Saturday, February 5, 2011

The Freedom to be Left Alone

A few days ago I finally got around to starting to read The Audacity of Hope by Barack Obama. I’m less than 100 pages in, and to be honest, while it is an interesting and important read, it isn’t exactly light reading for someone who doesn’t come from the sort of family where you are discussing politics before you can walk (you know who you are). Anyways, that’s not the point.

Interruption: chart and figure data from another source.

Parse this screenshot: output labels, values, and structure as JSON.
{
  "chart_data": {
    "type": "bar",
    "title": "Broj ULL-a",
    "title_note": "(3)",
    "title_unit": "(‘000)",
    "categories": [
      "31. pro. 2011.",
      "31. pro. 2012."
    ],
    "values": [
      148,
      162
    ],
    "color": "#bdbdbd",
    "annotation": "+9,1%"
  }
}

In the context of a discussion of the central values that shape American culture, Obama describes Michelle’s reaction to her first trip to Kenya. He describes how, from an American perspective, “the demands of family ties and tribal loyalties can be [suffocating], with distant cousins constantly asking for favors [and] uncles and aunts showing up unannounced.” The trip gave Michelle a new awareness and appreciation for a specific type of freedom that is almost uniquely American; an individual’s freedom to be left alone. Obama argues that this is something that, as a general rule, Americans believe in, and tend to be “suspicious of those – whether Big Brother or nosy neighbors – who want to meddle in our business.” This value is not, in any way, normal, when you look at the rest of the world. We are the exception, not the rule.

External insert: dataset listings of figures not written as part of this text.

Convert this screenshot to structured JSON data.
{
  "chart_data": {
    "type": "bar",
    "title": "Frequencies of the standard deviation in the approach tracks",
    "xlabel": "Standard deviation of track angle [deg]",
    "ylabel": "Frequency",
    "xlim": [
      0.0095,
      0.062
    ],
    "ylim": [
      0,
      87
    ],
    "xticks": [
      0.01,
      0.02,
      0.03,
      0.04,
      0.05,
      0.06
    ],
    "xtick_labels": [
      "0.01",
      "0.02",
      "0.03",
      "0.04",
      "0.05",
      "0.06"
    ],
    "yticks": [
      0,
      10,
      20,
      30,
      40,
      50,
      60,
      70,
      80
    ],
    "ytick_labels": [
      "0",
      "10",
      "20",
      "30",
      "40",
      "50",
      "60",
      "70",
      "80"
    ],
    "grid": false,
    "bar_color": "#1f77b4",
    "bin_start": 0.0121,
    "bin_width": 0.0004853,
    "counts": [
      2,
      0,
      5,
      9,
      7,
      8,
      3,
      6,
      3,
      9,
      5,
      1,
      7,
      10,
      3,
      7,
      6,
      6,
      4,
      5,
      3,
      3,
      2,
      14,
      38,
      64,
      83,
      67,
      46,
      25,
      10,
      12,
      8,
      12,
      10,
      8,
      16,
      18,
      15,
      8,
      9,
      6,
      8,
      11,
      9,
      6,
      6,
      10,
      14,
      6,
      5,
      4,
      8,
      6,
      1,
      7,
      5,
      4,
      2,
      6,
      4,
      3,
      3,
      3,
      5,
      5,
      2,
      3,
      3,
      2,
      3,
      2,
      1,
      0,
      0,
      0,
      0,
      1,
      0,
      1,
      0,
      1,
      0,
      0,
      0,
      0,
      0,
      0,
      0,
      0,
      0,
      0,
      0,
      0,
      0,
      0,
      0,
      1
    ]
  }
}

This discussion was particularly poignant to me, given our current situation, living in a culture where life is lived in public, and the concept of privacy just doesn’t exist. People are baffled at (what seems to them) the excessive amount of time we spend in our house with the door closed, and even now, after living here a year, they call in to ask if we are ok, and/or what we could be doing in there for so long. Not to mention the fact that EVERY TIME we leave the village, EVERY PERSON we pass asks where we are going, what we will be doing there (and vice versa when we return), etc. I could go on for pages about this, but you get the idea. It’s like being in middle school again! What are you doing, where are you going, how are you getting there, who are you going with, when will you be back…you all know the script.

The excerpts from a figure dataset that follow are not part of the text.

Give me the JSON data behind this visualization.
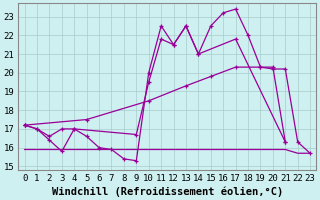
{
  "background_color": "#cff0f0",
  "grid_color": "#aacccc",
  "line_color": "#990099",
  "xlabel": "Windchill (Refroidissement éolien,°C)",
  "xlim_min": -0.5,
  "xlim_max": 23.5,
  "ylim_min": 14.8,
  "ylim_max": 23.7,
  "yticks": [
    15,
    16,
    17,
    18,
    19,
    20,
    21,
    22,
    23
  ],
  "xticks": [
    0,
    1,
    2,
    3,
    4,
    5,
    6,
    7,
    8,
    9,
    10,
    11,
    12,
    13,
    14,
    15,
    16,
    17,
    18,
    19,
    20,
    21,
    22,
    23
  ],
  "series1_x": [
    0,
    1,
    2,
    3,
    4,
    5,
    6,
    7,
    8,
    9,
    10,
    11,
    12,
    13,
    14,
    15,
    16,
    17,
    18,
    19,
    20,
    21
  ],
  "series1_y": [
    17.2,
    17.0,
    16.4,
    15.8,
    17.0,
    16.6,
    16.0,
    15.9,
    15.4,
    15.3,
    20.0,
    22.5,
    21.5,
    22.5,
    21.0,
    22.5,
    23.2,
    23.4,
    22.0,
    20.3,
    20.3,
    16.3
  ],
  "series2_x": [
    0,
    1,
    2,
    3,
    4,
    9,
    10,
    11,
    12,
    13,
    14,
    17,
    21
  ],
  "series2_y": [
    17.2,
    17.0,
    16.6,
    17.0,
    17.0,
    16.7,
    19.5,
    21.8,
    21.5,
    22.5,
    21.0,
    21.8,
    16.3
  ],
  "series3_x": [
    0,
    1,
    2,
    3,
    4,
    5,
    6,
    7,
    8,
    9,
    10,
    11,
    12,
    13,
    14,
    15,
    16,
    17,
    18,
    19,
    20,
    21,
    22,
    23
  ],
  "series3_y": [
    15.9,
    15.9,
    15.9,
    15.9,
    15.9,
    15.9,
    15.9,
    15.9,
    15.9,
    15.9,
    15.9,
    15.9,
    15.9,
    15.9,
    15.9,
    15.9,
    15.9,
    15.9,
    15.9,
    15.9,
    15.9,
    15.9,
    15.7,
    15.7
  ],
  "series4_x": [
    0,
    5,
    10,
    13,
    15,
    17,
    19,
    20,
    21,
    22,
    23
  ],
  "series4_y": [
    17.2,
    17.5,
    18.5,
    19.3,
    19.8,
    20.3,
    20.3,
    20.2,
    20.2,
    16.3,
    15.7
  ],
  "font_family": "monospace",
  "xlabel_fontsize": 7.5,
  "tick_fontsize": 6.5,
  "lw": 0.9,
  "ms": 3.0
}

Obama’s book provided a much-needed reminder that in every society, there has to be a balance between the individualistic and the communal. In some cultures, the scale is tipped one way, in others, the other way. American culture is tipped towards the individualistic. Most African cultures are tipped towards the communal. As we have discovered, to transition from one extreme to the other is exceedingly difficult. It takes some of our most deeply ingrained values and turns them on their heads, which is not something the human brain deals with particularly well. Small wonder that sometimes we struggle with it!

1 comment:

Anonymous said...

All very well put. Your comments over this last year about cultural differences has made me much more sensitive even to cultural differences within the US.